Basically, while trying to find something unrelated I stumbled across this wiki page for an MMORPG I’ve never played called “Shroud of the Avatar.” It looked like just a gigantic list of random dragon names, including the ‘Aabicus Dragon.’ Now, this isn’t the first time my avatar appeared in a bizarre, probably procedurally-generated list (aabicus was also the subject of a word pronunciation video that somebody’s bot spat out), but I do like to get to the bottom of whenever it happens because it’s a weird enough word that it rarely appears anywhere by accident.
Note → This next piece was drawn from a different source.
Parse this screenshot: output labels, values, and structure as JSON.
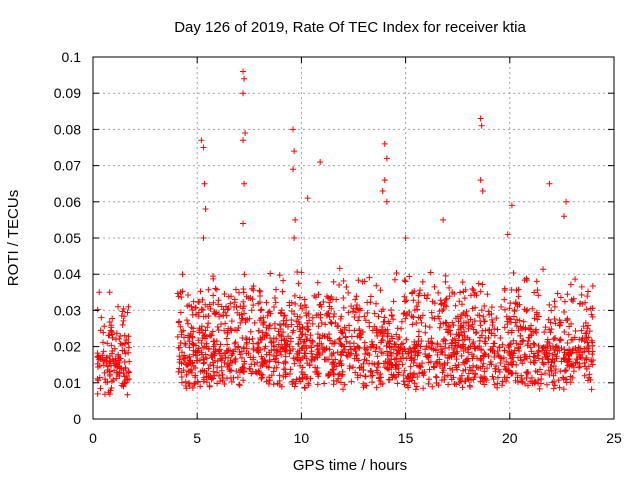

And it turns out, this wasn’t an accident at all. The Domesday Book of Dragons was a Patron reward on Kickstarter. Anyone who donated $200 could choose to have their name included in the book (though the codes appear to still be sold for as low as $20, which would explain why the list is so huge). That’s really weird to think somebody else willingly chose the name Aabicus in a username setting. I can’t help but wonder if they were referencing me, since it’s not really a string of letters that would come about on accident. When I was young and just starting out on the internet, I chose the name because (1) abacuses are cool (2) the double A would help me show up first on any alphabetical lists, (3) it had the letters A, B and C in alphabetical order, and (4) grossly misspelling the name would make sure nobody else on the internet was using it.

Until now, I guess.  I wonder if that guy’s gonna start using it anywhere else. Guess it’s a good thing I’ve got it SEOed to the nines.

Exciting YouTube Happenstances

Couple of cool things happening on my other social medias:

1. The SPUF of Legend hit its 100th subscriber, which means I finally qualify for a custom URL: https://www.youtube.com/c/TheSPUFofLegend Turns out they actually don’t let you choose that custom URL, you just hit the ‘Enable custom URL’ button and it turns your channel name into a hyperlink. But it’s still lightyears better than that cavalcade of letters and numbers you get by default!

2. Several videos on there are doing surprisingly well! The most notable of which are two presentations which are literally just recordings of lectures I gave for classes at school: Team Fortress Classic: Its Development, Gameplay, and Legacy, and Procedural Content Generation in Left 4 Dead 2. Both of them got triple-digit viewcounts within their first week, and the tie-in reddit threads quickly hit the top of their related subreddits. r/l4d2 even stickied it ^_^ I actually plan to start doing “lectures turned into videos” that are just me talking with a PowerPoint running in the background. God knows they were easier to make than the gameplay-synced-to-voiceovers I normally make.

3. This one isn’t YouTube, but I also scored a killer custom URL on LinkedIn. This time I actually had to type stuff until I found one available, and it blew my mind that my full first and last name were just available. Those other Nicholas Halseys were really sleeping on the job, I don’t know how we got all the way to 2018 without any of us snatching it up.

4. And, as we stray further and further from the point of this post, have an unfinished story where Flora learns C++. It was a failed attempt by me to approach C++ through another lens, to try and view it objectively instead of from the usual ‘oh god I don’t get any of this I’m doomed‘ purview that tends to prevail. With Destler’s class over, I have literally no motivation to ever touch this story again. But who knows, supposedly Whitehead’s class is putting C++ back on the menu, so Flora might be voiding more functions yet.

Edit 9/9/2019: I literally platinum’d someone on reddit to finish the code, so the story is now officially finished. In my defense, I’m long graduated by the time I posted this update.